COLUMBIA — Taxpayer concerns about last fall’s hacking of a South Carolina state agency are expected to lead to fewer online tax filings, potentially adding several hundred thousand dollars to the debacle’s nearly $22 million price tag.
While insisting it’s safe to e-file, Department of Revenue officials are preparing for concerned taxpayers opting for the more time-consuming paper route.
“We envision we’ll have to hire part-time people with more paper files coming in,” interim Director Bill Blume said after a recent hearing before a Senate panel.
On Friday, the agency estimated needing 25 part-time workers to key in information, though spokeswoman Samantha Cheek stressed that the exact number will depend on the number of paper returns filed. She noted that 2013 processing has just begun.
Under current projections, the agency expects to spend an additional $300,000 to $400,000 on paper processing. Beyond the two dozen employees, costs include additional postage, paper and printing of correspondence, Cheek said.
“We hope to see individuals continue to choose electronic filing, as it is the most efficient for both the taxpayer and DOR,” she said.
In December, Gov. Nikki Haley’s office said all residents whose Social Security and bank account numbers were stolen should be notified by year’s end. But residents are still receiving notices.
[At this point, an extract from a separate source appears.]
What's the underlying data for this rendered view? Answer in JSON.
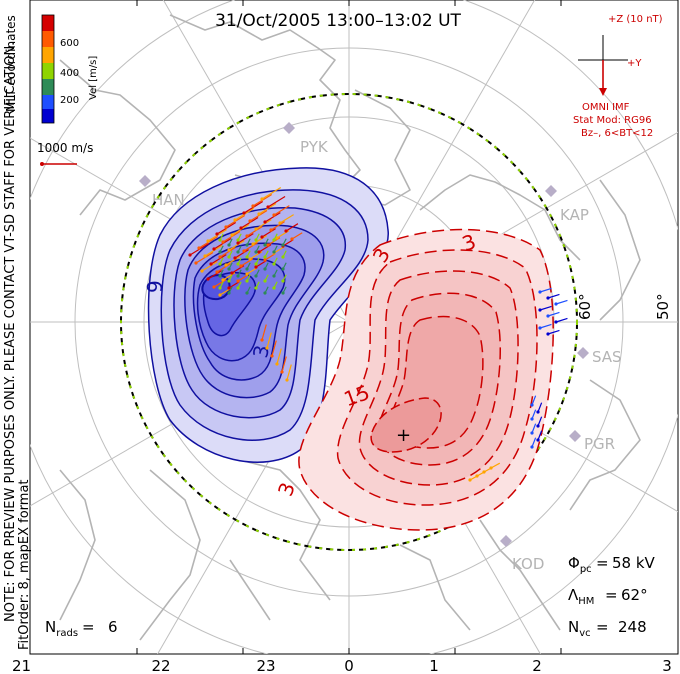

Mailings that began going out by ZIP code in mid-December should continue through next week. For those who signed up for a year of state-paid credit monitoring by Experian, and provided an email address, email notices began Tuesday and should also wrap up next week, Cheek said.
Haley’s spokesman, Rob Godfrey, said matching the data took Experian longer than anticipated.
The cyber-thief who hacked into the agency’s computer servers last September took unencrypted data from 3.8 million individual filers and 700,000 businesses, making it the nation’s largest hacking of a state agency. But state officials have said the theft from filings dating to 1998 did not affect those who submitted paper forms through the mail.
Verenda Smith, deputy director of the Washington-based Federation of Tax Administrators, said taxpayers should not draw a connection.
“There’s no relationship between the breach of security and how people file that has any meaning for the future,” she said.
Smith said South Carolina has been a national leader in electronic tax collections in large part because the state – in the early 1990s – piloted fed/state e-filing, the filing of federal and state returns together online.
In annual reports, the Department of Revenue has touted a steady rise in the percentage of all taxes collected electronically, to 81 percent last year. As for personal income taxes specifically, South Carolina continues to be among the top 10, according to the federation.
Smith said she understands the hacking may make taxpayers hesitant but urges people to continue filing online. All of the information will go into a state computer anyway. It’s just a matter of how, she said.
“Either it goes directly from your finger as you typed it in on the keyboard, or it goes through the mail, gets ripped apart literally, and somebody has to input the data or it’s scanned in,” Smith said. “You’re introducing a lot of potential for human, mechanical errors when you file by paper.”
That could lead to notices that something’s wrong, when it’s not, creating unnecessary work for both taxpayers and agency employees, she said.
As for the hacking, Blume told legislators the agency expects to spend $21.7 million on the state’s response. The largest single amount, $12 million, had to be paid to Experian by Jan. 31. Other costs included a legal team, public relations firm, a contractor to print and mail the notices, as well as computer-security experts and the cost of implementing their advice.
Blume’s Jan. 22 estimate was $1.5 million more than is covered by an inter-agency loan approved by the Budget and Control Board in December. Blume, who took over as director last month, said the agency would somehow absorb the difference.
It includes $1.2 million for system backup and an additional $90,000 to Mandiant, the firm hired to plug the security hole, determine what happened and make recommendations. Two additional months of protection from Mandiant brings its contract to $840,000.
Of the two security measures Mandiant said would have prevented the theft, one is complete. Dual-access authentication on laptops, for people accessing the system remotely, was installed last month, at a cost of $12,000, Cheek said.
The encryption of stored data should be finished by late April. The Department of Revenue signed that $3.8 million contract Jan. 22, Blume said.